You can continue to carry the argument out in a way that leads to a supernatural/God explanation being the best explanation.

Now, that's a world of difference from Dawkins' caricature. For starters, the thrust of this argument is that beauty is an objective property (like morality, consciousness, etc) that calls for an explanation. Some explanations are better than others. The explanation theism gives is much better than the one naturalism (atheism) gives. That's much different from asking "what accounts for Shakespeare" and it’s much different from snarking that "Shakespeare is sublime if God exists and sublime if he isn't." Yes, but there still needs to be an explanation...Dawkins is changing the subject.

Even if you don't think the argument is successful ultimately, the point is that it’s much better than what Dawkins gave.

Secondly, he gives what he calls the "argument from Scripture." The title he gives the argument is bad, for starters: it leads the reader to believe that the argument's thrust is derived merely from something being written in the Bible (like those who say, "It’s in the Bible, God said it, and that's that.")...which is a straw man...but anyway.

First, he only gives five pages to a subject that people have written VOLUMES on...and most of Dawkins' treatment is ridicule and fluff, not actually a précis.

Secondly, in this section, he deals with two purported "contradictions" in the Bible, and there is no attempt to even mention some of those who have answered those challenges. People have written answers to these "contradictions" for centuries, and for Dawkins to pretend they don't exist is irresponsible at best, dishonest at worst.

Third, he says, "Ever since the nineteenth century, scholarly theologians have made an overwhelming case that the gospels are not reliable accounts of what happened in the history of the real world. All were written long after the death of Jesus, and also after the epistles of Paul, which mention almost none of the alleged facts of Jesus' life. All were copied and recopied, through many different 'Chinese Whispers generations' (see Chapter 5) by fallible scribes who, in any case, had their own religious agendas. (p. 93)"

That's it. No attempt to let SCHOLARS who have thought otherwise have a say. In fact, he gives the impression that all "scholars" agree with his assessment.

This is just bad.

Anytime someone does this with the arguments against his case and won't address the most powerful arguments against him, its a major red flag. I had trouble trusting Dawkins on anything after reading this sham.

On to chapter four. In this chapter, he gives a positive argument for the NON-existence of God. One big problem with this chapter is that he only gives ONE argument, and he pretends like it’s a "silver bullet." He pretends that it’s a knock-down argument against theism that can't be defeated. That should tip you off: anytime someone only has ONE argument for his case, he's hurtin'. If you do that, it had better be a pretttttttty doggone good argument.

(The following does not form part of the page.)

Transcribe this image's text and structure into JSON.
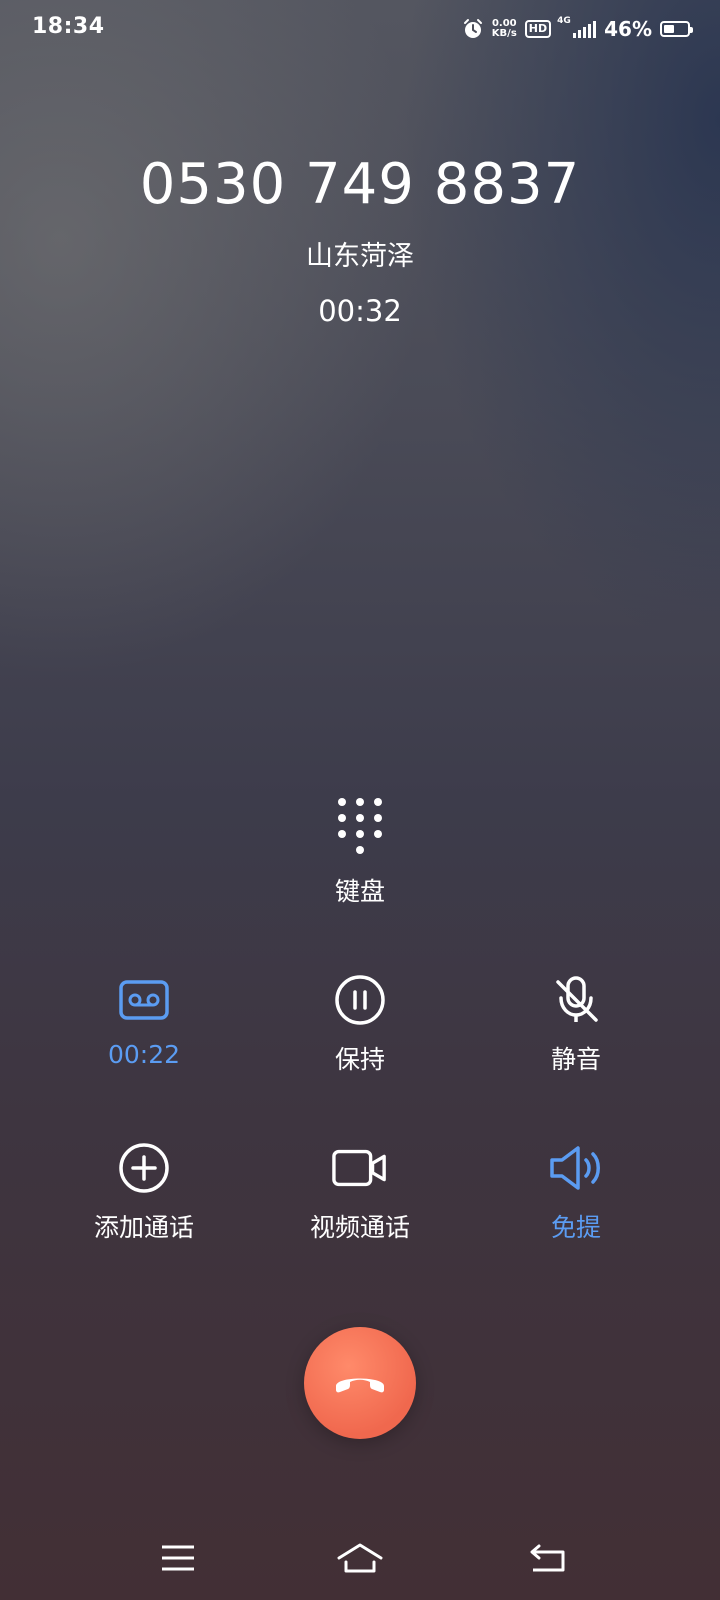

Another thing about chapter four: He derides those who make metaphysical (as opposed to scientific) claims and speculations, but he makes metaphysical claims and speculations of his own... see, for example, his talk of the "multiverse" on page 145, which has absolutely zero empirical evidence confirming it.

All this should tell you that the rest of his book is highly suspect.

In conclusion, he promises big things, but never comes through. He relies heavily on caricature, ridicule, name calling, and loaded language, but has little substance. There are better defenses of atheism out there.